Parallel Diffusion Model-based Sparse-view Cone-beam Breast CT
Wenjun Xia, Hsin Wu Tseng, Chuang Niu, Wenxiang Cong, Xiaohua Zhang, Shaohua Liu, Ruola Ning, Srinivasan Vedantham, Ge Wang
TL;DR
This work tackles high radiation dose in breast CT by introducing a parallel, dual-domain diffusion-model reconstruction framework for sparse-view cone-beam imaging. By splitting the workflow into projection- and image-domain DDPMs trained in parallel on sub-volumes, the method achieves high-resolution reconstructions from half- to one-third-dose data, outperforming U-Net and single-domain diffusion baselines. The approach addresses memory and compute barriers inherent to large 3D diffusion models and is designed for distributed/cloud deployment, with potential extension to photon-counting CT. Overall, the method demonstrates enhanced image quality under reduced dose, highlighting diffusion-type models as a viable path toward safer, more effective breast cancer screening.
Abstract
Breast cancer is the most prevalent cancer among women worldwide, and early detection is crucial for reducing its mortality rate and improving quality of life. Dedicated breast computed tomography (CT) scanners offer better image quality than mammography and tomosynthesis in general but at higher radiation dose. To enable breast CT for cancer screening, the challenge is to minimize the radiation dose without compromising image quality, according to the ALARA principle (as low as reasonably achievable). Over the past years, deep learning has shown remarkable successes in various tasks, including low-dose CT especially few-view CT. Currently, the diffusion model presents the state of the art for CT reconstruction. To develop the first diffusion model-based breast CT reconstruction method, here we report innovations to address the large memory requirement for breast cone-beam CT reconstruction and high computational cost of the diffusion model. Specifically, in this study we transform the cutting-edge Denoising Diffusion Probabilistic Model (DDPM) into a parallel framework for sub-volume-based sparse-view breast CT image reconstruction in projection and image domains. This novel approach involves the concurrent training of two distinct DDPM models dedicated to processing projection and image data synergistically in the dual domains.
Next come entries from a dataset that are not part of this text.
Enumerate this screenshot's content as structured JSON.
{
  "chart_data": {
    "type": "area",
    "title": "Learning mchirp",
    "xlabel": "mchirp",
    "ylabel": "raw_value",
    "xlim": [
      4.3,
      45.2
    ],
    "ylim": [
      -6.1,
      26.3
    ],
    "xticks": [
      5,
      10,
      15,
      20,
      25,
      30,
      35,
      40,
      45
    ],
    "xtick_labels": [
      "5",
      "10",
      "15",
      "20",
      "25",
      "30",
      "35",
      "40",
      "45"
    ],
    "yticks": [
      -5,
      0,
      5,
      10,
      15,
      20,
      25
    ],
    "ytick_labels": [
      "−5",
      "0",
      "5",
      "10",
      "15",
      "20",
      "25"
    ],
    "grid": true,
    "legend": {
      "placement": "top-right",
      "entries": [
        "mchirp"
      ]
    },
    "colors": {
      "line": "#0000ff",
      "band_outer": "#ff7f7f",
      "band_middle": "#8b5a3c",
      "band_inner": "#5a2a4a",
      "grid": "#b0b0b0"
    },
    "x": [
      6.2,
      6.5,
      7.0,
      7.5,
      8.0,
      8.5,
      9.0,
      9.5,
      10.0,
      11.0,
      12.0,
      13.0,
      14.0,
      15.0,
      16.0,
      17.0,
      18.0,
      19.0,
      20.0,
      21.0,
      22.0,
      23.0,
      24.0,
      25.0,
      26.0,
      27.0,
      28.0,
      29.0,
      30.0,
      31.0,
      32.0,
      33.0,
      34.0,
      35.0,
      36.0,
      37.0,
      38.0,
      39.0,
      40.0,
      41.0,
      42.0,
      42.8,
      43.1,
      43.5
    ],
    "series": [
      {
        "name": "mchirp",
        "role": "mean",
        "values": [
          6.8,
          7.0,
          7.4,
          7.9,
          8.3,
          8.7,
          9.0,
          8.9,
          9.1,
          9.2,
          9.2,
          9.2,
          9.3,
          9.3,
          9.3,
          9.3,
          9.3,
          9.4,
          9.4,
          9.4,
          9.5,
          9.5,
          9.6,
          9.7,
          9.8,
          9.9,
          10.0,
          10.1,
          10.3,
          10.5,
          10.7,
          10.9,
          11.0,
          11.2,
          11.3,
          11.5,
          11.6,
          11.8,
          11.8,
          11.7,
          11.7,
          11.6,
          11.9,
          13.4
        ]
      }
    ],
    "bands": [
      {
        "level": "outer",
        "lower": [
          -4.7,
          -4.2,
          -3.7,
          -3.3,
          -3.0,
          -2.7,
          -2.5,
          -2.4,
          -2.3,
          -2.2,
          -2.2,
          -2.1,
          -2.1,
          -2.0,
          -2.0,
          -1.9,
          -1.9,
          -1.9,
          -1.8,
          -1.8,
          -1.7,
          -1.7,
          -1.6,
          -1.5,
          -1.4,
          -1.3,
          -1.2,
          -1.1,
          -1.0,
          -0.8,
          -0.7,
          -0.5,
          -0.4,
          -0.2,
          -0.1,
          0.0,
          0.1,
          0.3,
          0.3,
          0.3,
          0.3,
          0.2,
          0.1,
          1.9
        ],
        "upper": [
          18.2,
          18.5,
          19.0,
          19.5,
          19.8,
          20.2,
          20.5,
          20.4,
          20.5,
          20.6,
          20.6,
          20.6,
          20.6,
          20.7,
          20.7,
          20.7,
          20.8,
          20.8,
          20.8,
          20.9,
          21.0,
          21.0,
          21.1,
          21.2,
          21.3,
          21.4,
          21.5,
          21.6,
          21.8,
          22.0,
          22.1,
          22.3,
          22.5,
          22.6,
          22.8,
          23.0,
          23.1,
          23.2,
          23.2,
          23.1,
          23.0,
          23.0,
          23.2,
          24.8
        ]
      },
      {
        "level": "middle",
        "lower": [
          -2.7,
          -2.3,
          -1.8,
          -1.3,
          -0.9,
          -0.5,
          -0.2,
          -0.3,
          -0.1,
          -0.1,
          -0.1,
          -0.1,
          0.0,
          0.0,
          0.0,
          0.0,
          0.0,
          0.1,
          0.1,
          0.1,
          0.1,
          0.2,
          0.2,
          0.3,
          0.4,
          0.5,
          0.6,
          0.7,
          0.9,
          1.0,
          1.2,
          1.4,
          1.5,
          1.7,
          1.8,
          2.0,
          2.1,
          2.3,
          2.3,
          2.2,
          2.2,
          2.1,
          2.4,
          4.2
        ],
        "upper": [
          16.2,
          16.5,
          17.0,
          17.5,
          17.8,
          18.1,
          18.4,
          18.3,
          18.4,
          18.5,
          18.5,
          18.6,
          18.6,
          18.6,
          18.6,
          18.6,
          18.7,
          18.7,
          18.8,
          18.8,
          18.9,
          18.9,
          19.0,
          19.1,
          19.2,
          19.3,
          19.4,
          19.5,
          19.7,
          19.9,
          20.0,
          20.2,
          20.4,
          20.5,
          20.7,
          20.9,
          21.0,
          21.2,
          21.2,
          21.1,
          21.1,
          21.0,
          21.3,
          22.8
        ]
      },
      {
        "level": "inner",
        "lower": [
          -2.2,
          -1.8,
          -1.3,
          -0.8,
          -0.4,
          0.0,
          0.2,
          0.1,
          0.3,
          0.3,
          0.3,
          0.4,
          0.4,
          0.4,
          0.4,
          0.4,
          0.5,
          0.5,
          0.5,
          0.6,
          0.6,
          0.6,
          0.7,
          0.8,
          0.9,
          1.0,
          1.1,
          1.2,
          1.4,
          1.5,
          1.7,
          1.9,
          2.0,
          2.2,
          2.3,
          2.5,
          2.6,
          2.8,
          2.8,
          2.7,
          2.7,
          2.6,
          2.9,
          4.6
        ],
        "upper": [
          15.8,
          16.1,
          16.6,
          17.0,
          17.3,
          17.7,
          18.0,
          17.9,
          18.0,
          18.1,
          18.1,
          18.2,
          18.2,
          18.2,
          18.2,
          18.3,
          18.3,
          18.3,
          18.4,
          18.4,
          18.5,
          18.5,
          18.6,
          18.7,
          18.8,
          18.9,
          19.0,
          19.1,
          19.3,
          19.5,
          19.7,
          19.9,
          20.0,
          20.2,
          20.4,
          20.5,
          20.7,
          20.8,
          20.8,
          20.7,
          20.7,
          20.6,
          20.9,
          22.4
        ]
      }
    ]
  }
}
Our experimental findings reveal that this method delivers competitive reconstruction performance at half to one-third of the standard radiation doses. This advancement demonstrates an exciting potential of diffusion-type models for volumetric breast reconstruction at high-resolution with much-reduced radiation dose and as such hopefully redefines breast cancer screening and diagnosis.